Poussant un hurlement de rage, l’Ombre sur la table sauta vers Rénald, fendant l’air avec sa lame. Le Maître esquiva d’un pas en arrière et contre-attaqua d’un coup latéral tout en restant à l’abri derrière son bouclier autant que possible, forçant son adversaire à soit reculer, soit se baisser, sa lame n’étant pas l’idéale pour parer une telle attaque. L’Ombre choisit de fléchir ses genoux, s’accroupissant avec souplesse et attaquant presque aussitôt à nouveau, forçant Rénald à parer avec son bouclier, le choc le déstabilisant, car totalement inattendu.

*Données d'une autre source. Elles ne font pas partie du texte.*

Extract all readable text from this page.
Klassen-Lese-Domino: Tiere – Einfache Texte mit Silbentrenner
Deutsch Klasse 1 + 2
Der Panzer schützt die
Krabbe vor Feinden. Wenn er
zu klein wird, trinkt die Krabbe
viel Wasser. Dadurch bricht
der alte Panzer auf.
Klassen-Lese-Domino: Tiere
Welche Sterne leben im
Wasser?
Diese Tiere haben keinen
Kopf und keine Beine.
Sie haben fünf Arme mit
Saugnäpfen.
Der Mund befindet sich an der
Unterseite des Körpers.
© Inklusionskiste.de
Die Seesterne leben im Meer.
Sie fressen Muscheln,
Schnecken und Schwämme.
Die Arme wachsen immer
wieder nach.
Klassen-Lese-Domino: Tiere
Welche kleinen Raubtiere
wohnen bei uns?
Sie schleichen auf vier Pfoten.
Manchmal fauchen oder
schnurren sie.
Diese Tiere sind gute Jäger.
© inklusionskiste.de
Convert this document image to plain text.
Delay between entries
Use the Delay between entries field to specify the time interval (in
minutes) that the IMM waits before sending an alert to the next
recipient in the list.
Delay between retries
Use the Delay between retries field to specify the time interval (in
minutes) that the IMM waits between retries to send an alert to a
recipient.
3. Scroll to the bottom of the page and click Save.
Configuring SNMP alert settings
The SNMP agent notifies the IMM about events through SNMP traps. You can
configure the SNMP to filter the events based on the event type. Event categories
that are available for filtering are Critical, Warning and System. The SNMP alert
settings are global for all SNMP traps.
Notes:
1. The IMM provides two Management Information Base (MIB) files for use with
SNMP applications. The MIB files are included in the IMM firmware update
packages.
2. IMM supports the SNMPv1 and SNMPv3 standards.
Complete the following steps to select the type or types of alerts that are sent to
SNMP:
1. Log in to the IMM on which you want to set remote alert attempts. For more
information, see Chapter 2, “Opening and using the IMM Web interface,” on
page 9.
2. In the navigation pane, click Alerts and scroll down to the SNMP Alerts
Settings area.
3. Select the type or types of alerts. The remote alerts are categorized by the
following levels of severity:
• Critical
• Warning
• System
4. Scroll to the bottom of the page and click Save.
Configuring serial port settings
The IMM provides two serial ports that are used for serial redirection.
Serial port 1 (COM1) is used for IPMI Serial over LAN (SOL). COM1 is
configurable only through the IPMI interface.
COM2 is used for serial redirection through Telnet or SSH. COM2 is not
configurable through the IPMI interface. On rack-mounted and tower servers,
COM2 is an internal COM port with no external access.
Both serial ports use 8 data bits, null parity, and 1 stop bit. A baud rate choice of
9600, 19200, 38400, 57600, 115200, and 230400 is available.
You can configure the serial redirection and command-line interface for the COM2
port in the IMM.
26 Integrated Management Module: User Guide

Le deuxième assassin arriva sur la droite du Maître qui recula, mais sans plus aucune voie d’échappatoire, le mur de la salle ne se trouvant plus qu’à peine à un pas derrière lui. S’avançant vers Rénald, l’épéiste repassa à l’attaque, tentant de fendre en deux le crâne du Maître, au tout dernier moment, Rénald au lieu de lever son bouclier, glissa vers la droite, vers l’ennemi muni de griffes qui s’apprêtait à se jeter sur lui, profitant de la diversion de son frère.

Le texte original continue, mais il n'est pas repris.